I cannot imagine resorting to physical violence against another group. The worst that we did was to call a rival group's supplier at a computer store, and tell him to stop.

As Candyman once said "We're stealing millions of dollars from starving programmers so that we can be popular with a bunch of 15 year olds."

Dave had an amazing way with words, I'll miss him.

FrankRizzo
July 21st, 2007, 07:59
I've noticed that Google indexes this site quite quickly, so I can post my retort to a text file that exists that speaks ill of me.

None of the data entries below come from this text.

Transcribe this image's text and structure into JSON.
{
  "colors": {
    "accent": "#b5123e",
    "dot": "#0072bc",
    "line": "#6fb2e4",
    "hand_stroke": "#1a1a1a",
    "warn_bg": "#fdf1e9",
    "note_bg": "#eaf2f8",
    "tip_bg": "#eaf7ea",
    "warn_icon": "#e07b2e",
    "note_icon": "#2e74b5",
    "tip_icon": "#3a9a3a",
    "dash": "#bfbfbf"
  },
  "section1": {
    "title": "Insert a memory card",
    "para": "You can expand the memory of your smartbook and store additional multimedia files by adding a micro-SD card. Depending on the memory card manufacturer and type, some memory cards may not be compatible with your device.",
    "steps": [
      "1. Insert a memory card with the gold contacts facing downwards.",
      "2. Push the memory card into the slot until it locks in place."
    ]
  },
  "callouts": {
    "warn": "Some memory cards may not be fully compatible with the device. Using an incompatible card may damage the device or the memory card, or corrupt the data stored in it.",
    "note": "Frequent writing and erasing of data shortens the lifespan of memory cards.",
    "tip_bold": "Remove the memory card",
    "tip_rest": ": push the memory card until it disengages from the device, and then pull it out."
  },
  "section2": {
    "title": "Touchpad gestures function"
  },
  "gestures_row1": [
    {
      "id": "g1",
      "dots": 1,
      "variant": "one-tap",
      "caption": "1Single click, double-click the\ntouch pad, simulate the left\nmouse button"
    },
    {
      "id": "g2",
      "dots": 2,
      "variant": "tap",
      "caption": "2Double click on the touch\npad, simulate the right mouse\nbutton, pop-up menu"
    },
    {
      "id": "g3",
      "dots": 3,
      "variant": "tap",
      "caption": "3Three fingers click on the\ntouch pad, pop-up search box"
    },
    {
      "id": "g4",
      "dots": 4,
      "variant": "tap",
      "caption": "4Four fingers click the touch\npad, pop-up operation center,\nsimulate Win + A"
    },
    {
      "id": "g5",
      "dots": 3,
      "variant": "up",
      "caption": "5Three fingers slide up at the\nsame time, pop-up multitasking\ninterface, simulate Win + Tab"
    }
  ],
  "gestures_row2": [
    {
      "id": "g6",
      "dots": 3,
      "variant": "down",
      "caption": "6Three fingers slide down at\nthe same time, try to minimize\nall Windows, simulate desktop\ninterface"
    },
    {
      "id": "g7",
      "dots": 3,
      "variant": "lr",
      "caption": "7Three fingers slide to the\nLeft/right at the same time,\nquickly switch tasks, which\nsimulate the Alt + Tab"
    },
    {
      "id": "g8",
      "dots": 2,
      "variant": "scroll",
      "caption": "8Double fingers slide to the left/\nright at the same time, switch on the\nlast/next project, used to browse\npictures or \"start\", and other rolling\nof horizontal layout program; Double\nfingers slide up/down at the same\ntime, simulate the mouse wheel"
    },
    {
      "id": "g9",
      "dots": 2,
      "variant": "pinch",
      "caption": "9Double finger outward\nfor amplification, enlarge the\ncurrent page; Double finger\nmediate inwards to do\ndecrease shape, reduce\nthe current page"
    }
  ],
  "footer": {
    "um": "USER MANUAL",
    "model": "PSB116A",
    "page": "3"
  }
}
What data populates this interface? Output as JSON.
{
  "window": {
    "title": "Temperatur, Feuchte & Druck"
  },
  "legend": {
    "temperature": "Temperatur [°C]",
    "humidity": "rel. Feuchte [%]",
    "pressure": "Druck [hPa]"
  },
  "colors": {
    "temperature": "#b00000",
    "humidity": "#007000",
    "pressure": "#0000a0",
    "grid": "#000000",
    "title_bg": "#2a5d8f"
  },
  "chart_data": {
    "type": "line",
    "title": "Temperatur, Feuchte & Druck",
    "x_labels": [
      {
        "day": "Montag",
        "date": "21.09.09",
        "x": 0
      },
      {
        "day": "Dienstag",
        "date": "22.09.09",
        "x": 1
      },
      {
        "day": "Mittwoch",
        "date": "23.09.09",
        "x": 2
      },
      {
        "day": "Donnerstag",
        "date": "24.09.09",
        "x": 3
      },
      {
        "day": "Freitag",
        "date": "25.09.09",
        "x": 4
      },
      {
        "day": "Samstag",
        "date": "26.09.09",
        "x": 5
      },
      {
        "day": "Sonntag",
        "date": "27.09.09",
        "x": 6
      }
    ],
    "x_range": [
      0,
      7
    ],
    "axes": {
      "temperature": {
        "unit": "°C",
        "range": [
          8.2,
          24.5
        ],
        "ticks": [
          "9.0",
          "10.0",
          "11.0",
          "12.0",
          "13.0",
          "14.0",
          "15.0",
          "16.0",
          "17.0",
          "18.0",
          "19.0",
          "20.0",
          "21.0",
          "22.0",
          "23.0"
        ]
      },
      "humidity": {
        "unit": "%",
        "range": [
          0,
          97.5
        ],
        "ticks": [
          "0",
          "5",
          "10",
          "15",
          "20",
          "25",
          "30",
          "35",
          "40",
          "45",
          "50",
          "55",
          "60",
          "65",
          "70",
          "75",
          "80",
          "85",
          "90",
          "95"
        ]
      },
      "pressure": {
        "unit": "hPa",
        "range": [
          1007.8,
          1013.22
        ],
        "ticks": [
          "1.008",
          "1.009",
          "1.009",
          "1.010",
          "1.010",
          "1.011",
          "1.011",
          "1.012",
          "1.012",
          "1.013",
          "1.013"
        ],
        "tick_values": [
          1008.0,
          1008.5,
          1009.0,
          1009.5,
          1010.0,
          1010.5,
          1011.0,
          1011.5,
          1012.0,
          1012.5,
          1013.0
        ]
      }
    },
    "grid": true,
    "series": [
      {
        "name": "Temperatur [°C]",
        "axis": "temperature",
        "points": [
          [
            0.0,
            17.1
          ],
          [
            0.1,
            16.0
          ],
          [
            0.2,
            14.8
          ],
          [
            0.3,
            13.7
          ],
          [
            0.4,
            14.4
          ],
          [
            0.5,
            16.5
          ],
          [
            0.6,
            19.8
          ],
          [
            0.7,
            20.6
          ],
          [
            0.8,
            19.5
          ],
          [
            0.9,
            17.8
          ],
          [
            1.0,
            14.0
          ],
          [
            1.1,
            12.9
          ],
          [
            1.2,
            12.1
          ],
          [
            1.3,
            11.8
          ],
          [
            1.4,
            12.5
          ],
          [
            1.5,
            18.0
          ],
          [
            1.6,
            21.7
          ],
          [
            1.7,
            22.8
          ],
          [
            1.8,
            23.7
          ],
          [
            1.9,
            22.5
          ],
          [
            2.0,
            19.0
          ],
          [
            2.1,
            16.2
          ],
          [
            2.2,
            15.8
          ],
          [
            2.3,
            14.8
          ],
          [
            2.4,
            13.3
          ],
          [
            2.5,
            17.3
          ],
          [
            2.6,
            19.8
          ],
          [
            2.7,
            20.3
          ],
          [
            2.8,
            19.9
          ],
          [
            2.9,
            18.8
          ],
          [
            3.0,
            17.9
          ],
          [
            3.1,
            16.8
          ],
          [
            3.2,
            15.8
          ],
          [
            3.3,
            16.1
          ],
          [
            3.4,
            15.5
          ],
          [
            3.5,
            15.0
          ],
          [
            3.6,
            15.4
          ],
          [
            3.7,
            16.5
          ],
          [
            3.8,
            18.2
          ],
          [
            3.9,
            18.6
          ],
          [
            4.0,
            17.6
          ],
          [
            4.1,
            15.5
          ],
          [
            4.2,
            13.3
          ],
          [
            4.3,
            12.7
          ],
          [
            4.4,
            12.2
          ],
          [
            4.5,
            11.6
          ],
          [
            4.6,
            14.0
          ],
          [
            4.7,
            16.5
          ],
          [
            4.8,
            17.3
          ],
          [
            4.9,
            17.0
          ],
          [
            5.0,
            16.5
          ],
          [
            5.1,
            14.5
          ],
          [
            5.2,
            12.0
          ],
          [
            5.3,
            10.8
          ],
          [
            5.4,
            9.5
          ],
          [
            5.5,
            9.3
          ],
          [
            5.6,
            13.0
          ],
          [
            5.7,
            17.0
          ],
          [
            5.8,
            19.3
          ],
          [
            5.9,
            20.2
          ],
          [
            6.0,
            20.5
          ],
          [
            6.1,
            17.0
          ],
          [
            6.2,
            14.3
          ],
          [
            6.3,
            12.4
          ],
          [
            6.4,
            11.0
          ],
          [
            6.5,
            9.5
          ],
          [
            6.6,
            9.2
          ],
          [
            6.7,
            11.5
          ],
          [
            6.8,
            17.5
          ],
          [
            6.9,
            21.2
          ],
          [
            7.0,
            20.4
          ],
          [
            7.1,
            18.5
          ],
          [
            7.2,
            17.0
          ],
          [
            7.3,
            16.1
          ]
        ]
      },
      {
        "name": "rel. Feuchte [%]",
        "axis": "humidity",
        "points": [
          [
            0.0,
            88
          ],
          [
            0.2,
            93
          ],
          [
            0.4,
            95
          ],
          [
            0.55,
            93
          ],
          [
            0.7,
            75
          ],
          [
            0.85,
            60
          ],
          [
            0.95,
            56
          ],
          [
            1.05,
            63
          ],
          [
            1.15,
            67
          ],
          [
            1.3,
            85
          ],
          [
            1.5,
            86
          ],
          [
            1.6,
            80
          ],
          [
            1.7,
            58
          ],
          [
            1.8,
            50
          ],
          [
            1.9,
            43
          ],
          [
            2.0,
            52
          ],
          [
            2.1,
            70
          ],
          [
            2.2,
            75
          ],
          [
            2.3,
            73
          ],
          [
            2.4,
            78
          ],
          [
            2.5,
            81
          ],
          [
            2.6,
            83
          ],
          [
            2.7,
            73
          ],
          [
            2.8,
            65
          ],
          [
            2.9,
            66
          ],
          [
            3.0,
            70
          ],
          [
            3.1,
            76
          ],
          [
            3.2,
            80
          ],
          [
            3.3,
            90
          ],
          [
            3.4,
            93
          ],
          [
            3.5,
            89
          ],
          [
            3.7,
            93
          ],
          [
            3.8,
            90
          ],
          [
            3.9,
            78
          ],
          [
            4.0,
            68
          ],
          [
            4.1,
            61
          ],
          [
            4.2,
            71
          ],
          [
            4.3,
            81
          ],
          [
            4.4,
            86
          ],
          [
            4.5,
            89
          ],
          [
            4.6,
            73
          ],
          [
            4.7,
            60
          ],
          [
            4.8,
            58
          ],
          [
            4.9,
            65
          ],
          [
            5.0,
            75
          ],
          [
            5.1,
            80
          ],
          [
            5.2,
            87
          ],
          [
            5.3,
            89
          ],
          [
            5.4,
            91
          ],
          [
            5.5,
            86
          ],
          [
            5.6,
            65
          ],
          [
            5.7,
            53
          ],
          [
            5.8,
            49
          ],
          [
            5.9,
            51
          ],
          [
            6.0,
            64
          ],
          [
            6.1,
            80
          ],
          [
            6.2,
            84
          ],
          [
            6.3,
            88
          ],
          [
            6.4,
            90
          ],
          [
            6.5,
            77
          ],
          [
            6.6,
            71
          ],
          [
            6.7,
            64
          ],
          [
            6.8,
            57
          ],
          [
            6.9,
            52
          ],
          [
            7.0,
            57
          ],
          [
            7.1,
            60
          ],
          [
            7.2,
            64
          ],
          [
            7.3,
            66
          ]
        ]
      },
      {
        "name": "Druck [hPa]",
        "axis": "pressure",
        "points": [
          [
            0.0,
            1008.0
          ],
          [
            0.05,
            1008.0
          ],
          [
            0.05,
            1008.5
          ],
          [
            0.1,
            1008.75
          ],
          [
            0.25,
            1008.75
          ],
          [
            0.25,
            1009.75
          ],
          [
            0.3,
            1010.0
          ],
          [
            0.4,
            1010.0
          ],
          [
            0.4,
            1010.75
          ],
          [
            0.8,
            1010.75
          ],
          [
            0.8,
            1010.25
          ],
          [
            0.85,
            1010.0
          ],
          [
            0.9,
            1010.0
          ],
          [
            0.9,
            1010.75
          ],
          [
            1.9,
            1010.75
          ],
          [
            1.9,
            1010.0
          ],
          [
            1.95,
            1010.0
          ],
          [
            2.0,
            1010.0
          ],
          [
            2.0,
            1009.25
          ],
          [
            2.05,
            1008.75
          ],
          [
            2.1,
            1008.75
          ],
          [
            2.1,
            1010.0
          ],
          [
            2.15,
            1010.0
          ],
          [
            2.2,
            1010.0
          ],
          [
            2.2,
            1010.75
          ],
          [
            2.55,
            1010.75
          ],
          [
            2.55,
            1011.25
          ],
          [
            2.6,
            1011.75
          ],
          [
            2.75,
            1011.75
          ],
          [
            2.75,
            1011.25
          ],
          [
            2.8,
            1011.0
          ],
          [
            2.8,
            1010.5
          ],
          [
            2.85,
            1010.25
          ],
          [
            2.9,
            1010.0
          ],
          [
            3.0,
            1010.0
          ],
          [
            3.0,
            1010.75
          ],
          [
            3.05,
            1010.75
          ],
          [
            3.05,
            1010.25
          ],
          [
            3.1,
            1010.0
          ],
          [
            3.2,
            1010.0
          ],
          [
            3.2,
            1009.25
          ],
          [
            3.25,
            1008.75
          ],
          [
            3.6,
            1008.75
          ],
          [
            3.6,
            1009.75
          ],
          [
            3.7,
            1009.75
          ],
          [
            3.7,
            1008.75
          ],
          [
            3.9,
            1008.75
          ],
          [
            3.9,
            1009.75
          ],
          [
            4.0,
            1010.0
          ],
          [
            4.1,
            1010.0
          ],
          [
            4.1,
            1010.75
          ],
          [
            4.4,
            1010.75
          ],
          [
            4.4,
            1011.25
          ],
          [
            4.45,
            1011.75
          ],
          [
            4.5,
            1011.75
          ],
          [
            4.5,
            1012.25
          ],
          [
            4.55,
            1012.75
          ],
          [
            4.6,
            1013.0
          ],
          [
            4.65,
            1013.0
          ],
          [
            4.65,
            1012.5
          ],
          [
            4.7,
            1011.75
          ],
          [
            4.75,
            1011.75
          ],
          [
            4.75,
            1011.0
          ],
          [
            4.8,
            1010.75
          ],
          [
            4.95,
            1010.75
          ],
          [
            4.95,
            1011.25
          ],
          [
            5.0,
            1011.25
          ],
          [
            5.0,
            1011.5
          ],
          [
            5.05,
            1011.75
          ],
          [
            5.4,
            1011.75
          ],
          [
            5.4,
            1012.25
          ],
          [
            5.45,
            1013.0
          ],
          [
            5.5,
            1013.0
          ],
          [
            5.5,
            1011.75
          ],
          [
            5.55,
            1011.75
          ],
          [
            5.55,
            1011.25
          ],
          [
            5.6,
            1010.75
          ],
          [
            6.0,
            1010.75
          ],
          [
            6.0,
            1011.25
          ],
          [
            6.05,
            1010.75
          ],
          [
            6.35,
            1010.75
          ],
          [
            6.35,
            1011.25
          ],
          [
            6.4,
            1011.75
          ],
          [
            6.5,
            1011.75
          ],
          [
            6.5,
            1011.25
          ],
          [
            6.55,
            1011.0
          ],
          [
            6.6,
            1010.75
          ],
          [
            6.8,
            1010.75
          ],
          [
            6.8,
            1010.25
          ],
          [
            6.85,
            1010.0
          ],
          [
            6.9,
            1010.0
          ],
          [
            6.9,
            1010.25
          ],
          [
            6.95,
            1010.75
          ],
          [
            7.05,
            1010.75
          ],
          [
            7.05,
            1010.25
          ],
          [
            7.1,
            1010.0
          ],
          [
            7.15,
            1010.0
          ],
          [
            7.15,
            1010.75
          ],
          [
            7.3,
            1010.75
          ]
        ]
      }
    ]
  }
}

The idiot in this text file claims that "He (meaning me) was never able to crack a single interpreter." Here's my response:

First off, Ultima 6. Yes, it was an interpreter.
Second, in THG, we had a bunch of really talented people, and as with most people we all had our specialties. Mine happened to be disk based protections (If you recall, it was I who wrote the Rob Northen CopyLock stripper, and released it to the world). So, when we got Sierra On-Line games, I passed them to the member who did Sierra games. Why would I not? The same for the weird protection that was on Stunts, and the weird "slot machine" based protection that seemed to be popular for a while. R. Bubba had already spent the time to learn how to do these, why would I want to mess with them?
Third, you don't know me, so you have no idea what I DID or DIDN'T do, so STFU.

Now, thanks for this opportunity to "set the record straight", I know that the text file in question is over 10 years old, but it still bothers me to have someone smearing "my good name".